Open XuanheLiu opened 7 years ago
@XuanheLiu Did you solve the problem? I met the same
@wenbowen123 The problem has been solved, the learning of the first small, and so on loss value down, and then increase, and then turn smaller.
@XuanheLiu Thank you! How does the trained result looks like? How is the accuracy?
@wenbowen123 I don't really know how to train. The weight of my training is not as good as that of the author. I remember the value of loss didn't drop to very low, and I don't remember how much it was.

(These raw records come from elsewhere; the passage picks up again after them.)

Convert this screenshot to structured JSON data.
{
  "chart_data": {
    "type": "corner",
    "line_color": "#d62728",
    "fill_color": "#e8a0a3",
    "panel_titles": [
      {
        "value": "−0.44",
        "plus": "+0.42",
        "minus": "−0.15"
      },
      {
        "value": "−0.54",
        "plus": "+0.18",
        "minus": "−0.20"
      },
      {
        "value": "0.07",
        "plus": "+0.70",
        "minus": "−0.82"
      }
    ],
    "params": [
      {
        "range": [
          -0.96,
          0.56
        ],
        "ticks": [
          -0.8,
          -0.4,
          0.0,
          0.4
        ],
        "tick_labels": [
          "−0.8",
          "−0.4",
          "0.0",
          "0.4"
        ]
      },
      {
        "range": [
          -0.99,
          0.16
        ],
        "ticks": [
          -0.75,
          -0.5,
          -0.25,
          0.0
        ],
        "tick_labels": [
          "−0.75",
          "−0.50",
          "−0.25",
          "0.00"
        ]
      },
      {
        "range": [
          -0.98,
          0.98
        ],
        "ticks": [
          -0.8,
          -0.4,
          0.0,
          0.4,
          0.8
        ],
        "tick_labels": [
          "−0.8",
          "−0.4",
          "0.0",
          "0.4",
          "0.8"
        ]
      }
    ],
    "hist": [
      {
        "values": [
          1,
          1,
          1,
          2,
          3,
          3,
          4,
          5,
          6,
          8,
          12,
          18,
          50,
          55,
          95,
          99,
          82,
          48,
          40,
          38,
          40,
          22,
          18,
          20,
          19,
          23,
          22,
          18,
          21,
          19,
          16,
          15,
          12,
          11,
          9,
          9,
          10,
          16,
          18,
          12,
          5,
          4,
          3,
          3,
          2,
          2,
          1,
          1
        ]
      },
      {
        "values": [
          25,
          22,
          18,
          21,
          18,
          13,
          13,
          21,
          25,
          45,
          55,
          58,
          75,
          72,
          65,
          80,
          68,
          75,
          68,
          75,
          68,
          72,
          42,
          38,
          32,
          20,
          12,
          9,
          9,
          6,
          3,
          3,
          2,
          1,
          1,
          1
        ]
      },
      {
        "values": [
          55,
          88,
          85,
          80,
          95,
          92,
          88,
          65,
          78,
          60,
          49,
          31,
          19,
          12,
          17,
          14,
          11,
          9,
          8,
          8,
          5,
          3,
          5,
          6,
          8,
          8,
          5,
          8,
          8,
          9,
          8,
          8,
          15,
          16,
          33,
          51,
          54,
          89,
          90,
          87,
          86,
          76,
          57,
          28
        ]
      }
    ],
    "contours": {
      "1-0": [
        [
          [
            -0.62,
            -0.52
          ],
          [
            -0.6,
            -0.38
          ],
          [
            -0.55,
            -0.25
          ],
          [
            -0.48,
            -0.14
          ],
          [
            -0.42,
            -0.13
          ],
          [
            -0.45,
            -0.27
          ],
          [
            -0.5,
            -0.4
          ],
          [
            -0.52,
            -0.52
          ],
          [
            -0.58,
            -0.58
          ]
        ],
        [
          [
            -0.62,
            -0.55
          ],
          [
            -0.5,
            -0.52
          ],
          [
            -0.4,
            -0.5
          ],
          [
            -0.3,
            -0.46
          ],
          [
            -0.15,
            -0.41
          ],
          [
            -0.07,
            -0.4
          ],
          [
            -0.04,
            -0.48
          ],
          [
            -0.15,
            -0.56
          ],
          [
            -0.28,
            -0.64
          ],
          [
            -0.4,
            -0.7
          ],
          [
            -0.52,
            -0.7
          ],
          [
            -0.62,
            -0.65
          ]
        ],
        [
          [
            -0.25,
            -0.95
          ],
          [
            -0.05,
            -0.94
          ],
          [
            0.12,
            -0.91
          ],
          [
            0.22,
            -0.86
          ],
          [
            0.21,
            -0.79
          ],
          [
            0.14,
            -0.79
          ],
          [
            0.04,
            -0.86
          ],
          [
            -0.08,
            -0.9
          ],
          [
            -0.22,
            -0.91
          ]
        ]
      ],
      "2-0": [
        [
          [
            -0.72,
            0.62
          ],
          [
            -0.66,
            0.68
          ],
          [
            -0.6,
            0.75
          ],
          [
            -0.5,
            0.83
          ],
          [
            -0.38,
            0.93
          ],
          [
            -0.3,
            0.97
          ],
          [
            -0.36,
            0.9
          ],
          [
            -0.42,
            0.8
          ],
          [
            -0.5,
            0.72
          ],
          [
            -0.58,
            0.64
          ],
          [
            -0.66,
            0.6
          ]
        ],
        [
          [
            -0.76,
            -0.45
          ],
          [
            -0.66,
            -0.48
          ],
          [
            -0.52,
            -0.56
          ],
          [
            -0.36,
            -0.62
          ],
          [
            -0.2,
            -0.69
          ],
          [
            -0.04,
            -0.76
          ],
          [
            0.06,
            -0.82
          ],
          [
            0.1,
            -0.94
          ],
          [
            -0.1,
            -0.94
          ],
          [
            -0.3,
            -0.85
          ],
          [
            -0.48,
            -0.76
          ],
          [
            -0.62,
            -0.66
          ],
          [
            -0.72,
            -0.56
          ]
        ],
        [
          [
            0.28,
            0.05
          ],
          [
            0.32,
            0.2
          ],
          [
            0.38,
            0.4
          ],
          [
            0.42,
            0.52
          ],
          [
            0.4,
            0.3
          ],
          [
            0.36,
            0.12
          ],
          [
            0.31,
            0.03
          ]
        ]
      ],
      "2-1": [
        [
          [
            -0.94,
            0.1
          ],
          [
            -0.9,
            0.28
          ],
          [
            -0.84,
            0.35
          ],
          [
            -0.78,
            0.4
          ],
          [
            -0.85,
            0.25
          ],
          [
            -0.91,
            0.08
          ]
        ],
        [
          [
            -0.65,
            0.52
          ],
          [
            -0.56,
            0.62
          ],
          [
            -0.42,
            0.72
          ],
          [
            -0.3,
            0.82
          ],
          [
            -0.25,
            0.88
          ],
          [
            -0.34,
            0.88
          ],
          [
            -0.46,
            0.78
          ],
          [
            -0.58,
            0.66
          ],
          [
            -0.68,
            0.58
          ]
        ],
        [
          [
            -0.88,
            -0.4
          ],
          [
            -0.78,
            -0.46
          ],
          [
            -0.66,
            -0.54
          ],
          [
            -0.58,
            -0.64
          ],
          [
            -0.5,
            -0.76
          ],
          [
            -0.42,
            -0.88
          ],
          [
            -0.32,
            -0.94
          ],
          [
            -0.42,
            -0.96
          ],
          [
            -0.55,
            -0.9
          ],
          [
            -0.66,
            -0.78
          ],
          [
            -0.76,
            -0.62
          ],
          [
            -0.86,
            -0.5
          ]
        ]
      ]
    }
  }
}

@wenbowen123 so how you solve the error i run into the same problem, thanks a lot
The model diverges if the training process changes the weights too much and the loss becomes larger or rather extremely huge. Try changing the standard distribution of the weight variables when initialized and the constant value of the bias variables so that the initial biases and weights are relatively small. You can also consider changing the learning rate. Model divergence is as far as I know caused by those (hyper-)paramters. Cheers
assert not np.isnan(loss_value), 'Model diverged with loss = NaN' AssertionError: Model diverged with loss = NaN
When I use Python3 to run this project, the trainer will be NaN, but when I use Python2 to run this project, the model was convergence. @XuanheLiu @Fju @nilboy
Does it make any sense that it works in Python 2 not in Python 3?????????
You need to compute and apply gradient seperately by the following process:
opt = tf.train.AdamOptimizer(0.1)
gvs = opt.compute_gradients(logits)
capped_gvs = [(tf.clip_by_value(grad, -1., 1.), var) for grad, var in gvs]
train_op = optimizer.apply_gradients(capped_gvs)
It can limit the range of computed gradient and prevent model from diverge.
No loading yolo_tiny.ckpt. Direct training yolo_net, it will occur error :AssertionError: Model diverged with loss = NaN.